After Marriage
Ishan’s POV
The door closed behind us.
Click.
That sound echoed louder than the wedding vows.
Gill Mansion.
White walls. Minimal decor. Everything perfectly aligned.
Even the air felt disciplined.
I threw my sehra on the couch.
“Don’t,” came his cold voice from behind me.
I turned slowly.
Shubman Gill.
My husband.
He had already removed his sherwani jacket. Sleeves folded neatly. Watch placed precisely on the table. Even after a wedding, the man looked like he was about to attend a board meeting.
“Don’t what?” I asked lazily.
“Don’t throw things in my house.”
I smirked. “Our house. Unfortunately.”
His jaw tightened.
Interesting.
“You will maintain basic decorum here,” he continued calmly. Too calmly. “No late-night parties. No unnecessary people. No drinking inside the house. No chaos.”
I blinked.
Then I laughed.
“You married the wrong man, Mr. CEO.”
He stepped closer. Slow. Controlled.
“And you,” he said quietly, “were never my first choice.”
That hit.
Just for a second.
But I masked it.
“Trust me,” I shot back, stepping into his personal space, “you weren’t mine either.”
The tension between us could burn the mansion down.
He smelled expensive. Calm. Dangerous.
I smelled like rebellion.
“This marriage,” he said, adjusting his cuff, “is for family reputation. You will behave accordingly.”
“And what if I don’t?”
His eyes darkened slightly.
“Then I will make sure you do.”
Oh.
Oh, this was going to be fun.
I grabbed my phone and flopped onto the couch.
“By the way,” I said casually, “my friends are coming tomorrow.”
“No, they’re not.”
“They are.”
“No.”
I grinned.
“Watch me.”
For the first time, his composure cracked just a little.
Good.
Let him hate me.
Because I refuse to live like a well-trained trophy husband in his perfectly organized glass palace.
He thinks I’m chaos?
I’ll show him a storm.
The room was too big.
Too quiet.
Too… perfect.
White sheets. Dim lights. Everything was arranged like a luxury hotel suite prepared for a
“happy couple.”
Happy.
I let out a dry laugh.
The door clicked open behind me.
Shubman entered.
Calm. Controlled. Still in command of himself like this was just another deal he had signed.
“Get out.”
My voice was sharp.
He stopped.
“This is our room,” he said evenly.
“No,” I snapped. “This is your prison. I’m not sharing it.”
His eyes moved to me slowly. Measuring. Calculating.
“I have no intention of touching you,” he said, tone flat. “You can relax.”
That made it worse.
“I don’t need your reassurance!”
Silence.
He walked further in, placing his phone neatly on the side table.
The audacity.
“I said get out!” I shouted.
“I will not,” he replied calmly.
That calm.
That unbearable calm.
It felt like he wasn’t even affected. Like I was just noise.
And something inside me snapped.
Before I even processed it—
My hand moved.
Smack.
The sound echoed in the room.
My palm stung.
His face turned slightly with the impact.
And then—
Nothing.
No anger.
No retaliation.
No shouting.
He just slowly looked back at me.
Eyes steady.
Not furious.
Not hurt.
Just… silent.
That silence was worse than any scream.
“Are you done?” he asked quietly.
My chest rose and fell rapidly. I didn’t even know why I had hit him.

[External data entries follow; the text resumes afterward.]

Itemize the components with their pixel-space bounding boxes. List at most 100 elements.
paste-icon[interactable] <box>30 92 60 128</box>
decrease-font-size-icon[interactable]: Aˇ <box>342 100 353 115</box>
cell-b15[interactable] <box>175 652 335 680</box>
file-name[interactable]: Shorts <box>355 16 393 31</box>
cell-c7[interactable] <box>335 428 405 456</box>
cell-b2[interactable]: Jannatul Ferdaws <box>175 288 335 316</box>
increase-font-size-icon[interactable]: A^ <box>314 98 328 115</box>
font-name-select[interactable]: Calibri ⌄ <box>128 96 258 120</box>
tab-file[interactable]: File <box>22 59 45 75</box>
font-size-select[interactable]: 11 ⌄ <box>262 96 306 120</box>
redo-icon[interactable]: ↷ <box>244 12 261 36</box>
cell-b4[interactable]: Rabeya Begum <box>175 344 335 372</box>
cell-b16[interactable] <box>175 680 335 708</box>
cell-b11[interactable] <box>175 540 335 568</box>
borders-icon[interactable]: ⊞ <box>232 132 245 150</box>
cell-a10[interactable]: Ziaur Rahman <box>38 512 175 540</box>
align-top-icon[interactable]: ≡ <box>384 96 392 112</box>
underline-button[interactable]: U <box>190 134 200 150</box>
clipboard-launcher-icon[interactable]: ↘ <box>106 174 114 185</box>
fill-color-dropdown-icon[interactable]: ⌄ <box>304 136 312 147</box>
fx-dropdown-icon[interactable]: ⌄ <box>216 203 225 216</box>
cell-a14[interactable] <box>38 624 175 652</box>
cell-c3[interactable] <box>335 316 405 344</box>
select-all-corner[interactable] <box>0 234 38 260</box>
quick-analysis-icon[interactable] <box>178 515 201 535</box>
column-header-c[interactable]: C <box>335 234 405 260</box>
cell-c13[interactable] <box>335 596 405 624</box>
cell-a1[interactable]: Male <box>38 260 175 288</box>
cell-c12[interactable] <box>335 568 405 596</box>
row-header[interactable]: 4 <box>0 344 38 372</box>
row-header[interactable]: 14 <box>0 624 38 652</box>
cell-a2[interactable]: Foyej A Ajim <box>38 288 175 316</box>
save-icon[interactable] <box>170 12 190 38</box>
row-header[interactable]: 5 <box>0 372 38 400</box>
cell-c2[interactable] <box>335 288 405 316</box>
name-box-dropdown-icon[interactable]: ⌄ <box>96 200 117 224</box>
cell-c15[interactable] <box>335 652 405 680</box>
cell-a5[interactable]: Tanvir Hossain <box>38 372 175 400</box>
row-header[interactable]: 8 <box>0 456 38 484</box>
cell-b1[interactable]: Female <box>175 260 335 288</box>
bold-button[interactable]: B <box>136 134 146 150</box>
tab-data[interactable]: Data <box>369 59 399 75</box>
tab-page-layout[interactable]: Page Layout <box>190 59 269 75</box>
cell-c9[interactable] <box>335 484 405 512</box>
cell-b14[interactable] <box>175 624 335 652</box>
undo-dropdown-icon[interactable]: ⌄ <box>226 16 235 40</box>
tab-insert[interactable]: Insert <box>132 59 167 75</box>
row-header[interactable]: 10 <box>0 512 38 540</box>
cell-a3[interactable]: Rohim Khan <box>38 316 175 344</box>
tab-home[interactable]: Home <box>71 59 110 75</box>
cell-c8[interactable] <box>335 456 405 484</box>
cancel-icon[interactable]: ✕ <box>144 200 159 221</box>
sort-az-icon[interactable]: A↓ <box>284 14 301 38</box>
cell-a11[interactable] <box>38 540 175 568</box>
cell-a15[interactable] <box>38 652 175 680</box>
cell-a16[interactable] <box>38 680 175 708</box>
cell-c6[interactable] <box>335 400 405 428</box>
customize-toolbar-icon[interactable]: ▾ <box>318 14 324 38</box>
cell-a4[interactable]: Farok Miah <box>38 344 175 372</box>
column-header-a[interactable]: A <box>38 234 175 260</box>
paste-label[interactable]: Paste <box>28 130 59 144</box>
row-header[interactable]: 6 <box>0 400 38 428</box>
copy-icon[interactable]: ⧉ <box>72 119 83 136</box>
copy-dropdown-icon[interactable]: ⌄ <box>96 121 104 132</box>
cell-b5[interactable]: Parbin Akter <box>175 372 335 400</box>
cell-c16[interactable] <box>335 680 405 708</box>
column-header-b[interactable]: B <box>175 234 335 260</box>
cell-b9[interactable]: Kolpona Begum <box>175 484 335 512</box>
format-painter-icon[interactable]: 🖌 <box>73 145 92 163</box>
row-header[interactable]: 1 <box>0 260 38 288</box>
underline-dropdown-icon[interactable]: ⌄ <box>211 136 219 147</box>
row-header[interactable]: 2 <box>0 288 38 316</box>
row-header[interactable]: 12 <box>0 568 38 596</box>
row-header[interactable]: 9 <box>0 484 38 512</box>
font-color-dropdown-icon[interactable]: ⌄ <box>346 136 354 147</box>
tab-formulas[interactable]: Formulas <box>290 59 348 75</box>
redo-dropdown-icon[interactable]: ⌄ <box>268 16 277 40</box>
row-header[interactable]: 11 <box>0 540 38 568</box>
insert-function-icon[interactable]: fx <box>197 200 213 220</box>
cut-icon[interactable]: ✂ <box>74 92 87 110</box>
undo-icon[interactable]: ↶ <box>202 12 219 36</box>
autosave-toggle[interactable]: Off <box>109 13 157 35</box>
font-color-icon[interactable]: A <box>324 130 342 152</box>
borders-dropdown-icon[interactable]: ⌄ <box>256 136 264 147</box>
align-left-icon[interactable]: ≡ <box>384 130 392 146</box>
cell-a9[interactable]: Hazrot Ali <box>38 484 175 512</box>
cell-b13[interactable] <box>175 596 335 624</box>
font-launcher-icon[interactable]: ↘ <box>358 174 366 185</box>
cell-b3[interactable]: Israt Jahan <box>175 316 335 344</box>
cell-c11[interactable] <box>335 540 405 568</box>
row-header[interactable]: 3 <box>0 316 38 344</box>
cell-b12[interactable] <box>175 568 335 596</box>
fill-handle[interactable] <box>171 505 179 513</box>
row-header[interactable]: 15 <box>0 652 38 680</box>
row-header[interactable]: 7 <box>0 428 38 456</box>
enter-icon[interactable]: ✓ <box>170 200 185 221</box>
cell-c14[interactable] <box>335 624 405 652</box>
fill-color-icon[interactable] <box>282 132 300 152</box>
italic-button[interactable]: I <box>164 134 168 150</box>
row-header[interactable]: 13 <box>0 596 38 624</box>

He hadn’t touched me. Hadn’t insulted me. Hadn’t threatened me.
He just stood there.
And somehow that felt like dominance.
“Get. Out.” I whispered.
For a long moment, he said nothing.
Then he removed his watch.
Placed
it on the table.
Perfectly aligned.
“I will take the guest room,” he said. “Not because you ordered me to.”
He walked past me.
Stopped near the door.
“But don’t mistake my silence for weakness, Ishan.”